1)------------------------------------------------------------
文藝春秋2004年11月号 P94-105
「海老沢NHK」政界工作を暴く

元国会議員が実名証言
うえすぎたかし
上 杉隆
(ジャーナリスト)

組織維持と政治家対策に暗躍する政界工作員

 昨年八月、筆者は都内渋谷区にあるNHK放送センター内の会長応接室で海老沢会長へのインタビューを行った(昨年十月号「『NHKの首領』海老沢勝二』」参照)。

 海老沢が部屋に姿をあらわすと、その長身と独特の風貌が、周囲に緊張感を醸し出す。しかし見かけとは正反対の小声で、彼は訥々と質問に答えていく。ふと気づくと、部屋には七~八人の職員が入ってきて、私を取り囲むように見つめていた。

 会長の意に沿わないだろうと思われる質問をした瞬間、異変が起きた。

 「もう、それはよろしいんじゃないですか」

 広報担当の職員が口火を切った。あたかもその言葉が合図であるかのように、他の職員たちも口々に言葉を重ねる。海老沢側近のひとりが声を荒らげてインタビューを終わらせようとした。

 「失礼じゃないか。質問として」

 海老沢は左手をのばして制止すると、ようやくその小さな口を開いた。

 「いいんだ、いいんだ、構わないよ」

 立ち上がらんばかりの勢いだった側近たちは、会長の言葉に即座に反応した。彼らは口を閉じると、揃って体を椅子に戻したのだった。

 その時の自信に満ちた海老沢の姿は、一年後の激震を予想させることはなかった。

     *

 この七月以降、NHKには「不祥事の嵐」が吹き荒れている。明らかになった主なものだけでも、

・紅白歌合戦の元プロデューサーによる四干八百八十八万円の制作費不正支出。

・前ソウル支局長による総額約四干四百万円の架空経費計上。

・編成局のエグゼクティブプロデューサーら二人がカラ出張で約三百二十万円を横領。

・岡山放送局の放送部長が九十万円を着服。

・集金した受信契約料約二百万円の着服、等々。

 だが、これらの受信料を流用した金銭スキャンダルは「氷山の一角」に過ぎない。そもそも前ソウル支局長の件などは、七年も前に発覚していたのを、ずっと隠蔽し続けていたのである。

 「九七年にソウル支局長に赴任した岸俊郎さんが、前任の宮尾篤支局長の時代に裏金作りが行われていたことを発見したのです。ところが当時の報道局上層部は、岸さんに『外部のメディアには絶対に喋らないでくれ』と懇願し、宮尾さんを転勤させるだけでうやむやに処理しようとした」(NHK国際部関係者)

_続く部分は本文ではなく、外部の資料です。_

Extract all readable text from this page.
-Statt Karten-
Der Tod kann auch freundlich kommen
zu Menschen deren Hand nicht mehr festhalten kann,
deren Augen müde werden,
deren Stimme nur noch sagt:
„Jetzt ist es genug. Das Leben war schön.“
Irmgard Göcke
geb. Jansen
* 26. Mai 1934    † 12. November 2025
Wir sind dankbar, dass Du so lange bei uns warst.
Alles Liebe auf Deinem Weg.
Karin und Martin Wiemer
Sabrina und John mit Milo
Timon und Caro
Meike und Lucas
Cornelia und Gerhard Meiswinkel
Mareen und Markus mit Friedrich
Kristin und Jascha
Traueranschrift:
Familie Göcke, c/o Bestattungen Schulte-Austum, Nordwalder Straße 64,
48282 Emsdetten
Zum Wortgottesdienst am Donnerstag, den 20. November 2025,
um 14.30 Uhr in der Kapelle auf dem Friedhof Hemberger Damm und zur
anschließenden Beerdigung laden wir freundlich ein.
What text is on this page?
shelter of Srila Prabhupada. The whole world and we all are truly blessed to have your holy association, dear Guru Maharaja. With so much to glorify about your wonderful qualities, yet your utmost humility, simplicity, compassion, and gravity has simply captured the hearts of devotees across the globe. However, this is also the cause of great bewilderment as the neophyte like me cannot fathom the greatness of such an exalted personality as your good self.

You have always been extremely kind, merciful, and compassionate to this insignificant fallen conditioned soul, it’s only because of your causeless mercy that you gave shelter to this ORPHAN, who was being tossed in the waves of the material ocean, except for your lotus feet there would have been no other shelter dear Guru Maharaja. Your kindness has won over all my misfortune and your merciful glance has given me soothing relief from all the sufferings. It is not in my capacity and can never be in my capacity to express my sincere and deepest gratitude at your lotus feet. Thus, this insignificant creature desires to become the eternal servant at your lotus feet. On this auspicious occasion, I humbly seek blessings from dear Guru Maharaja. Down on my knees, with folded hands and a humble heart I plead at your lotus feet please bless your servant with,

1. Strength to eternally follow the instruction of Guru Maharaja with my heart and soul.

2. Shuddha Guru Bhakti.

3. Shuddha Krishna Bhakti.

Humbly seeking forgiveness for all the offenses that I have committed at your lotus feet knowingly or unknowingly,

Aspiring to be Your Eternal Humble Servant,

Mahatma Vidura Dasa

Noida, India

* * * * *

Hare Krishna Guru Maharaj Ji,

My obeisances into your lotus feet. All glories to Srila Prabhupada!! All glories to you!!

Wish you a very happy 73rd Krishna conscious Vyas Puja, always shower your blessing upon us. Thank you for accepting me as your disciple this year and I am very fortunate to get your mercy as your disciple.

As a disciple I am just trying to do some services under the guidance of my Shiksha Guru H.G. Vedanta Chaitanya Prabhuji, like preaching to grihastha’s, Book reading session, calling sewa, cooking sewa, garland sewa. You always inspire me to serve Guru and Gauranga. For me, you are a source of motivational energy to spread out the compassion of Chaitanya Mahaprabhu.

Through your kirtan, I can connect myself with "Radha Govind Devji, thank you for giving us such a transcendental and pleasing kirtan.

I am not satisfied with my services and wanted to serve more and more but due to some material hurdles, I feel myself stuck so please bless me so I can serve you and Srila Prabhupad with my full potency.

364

 あまつさえ宮尾氏は、今年七月にソウル支局長に復帰を遂げた。この信じがたい人事についてNHKは、「韓国の言葉に精通し、人脈もあるので再び派遣する必要があった」と説明したが、これは誰弁に過ぎない。

 「政治部出身の宮尾さんは赴任当初はまったく韓国語が話せませんでした。彼が毎晩のように豪遊していた『漢南洞(ハンナムドン)』という地域は、日本人向けのカラオケスナックばかりで、韓国人が足を運ぶ場所ではありません。裏金を取材費に使っていたとは、とうてい信じられません」(他社のソウル特派員経験者)

 海老沢会長が国会に参考人招致される直前の九月七日になってようやく宮尾氏は停職六カ月、放送総局付に異動の処分を受けることになったが、実際はその後も韓国に滞在していた。ソウル中心部の超高層マンションに住む宮尾氏を訪ねたが、「言いたいことはあるが、今は何もお話しできない」と取材は拒まれた。だが、知人に対しては、「もう済んだ話なのに、なんでオレが巻き添えにならなければいけないのか」と不満を漏らしているという。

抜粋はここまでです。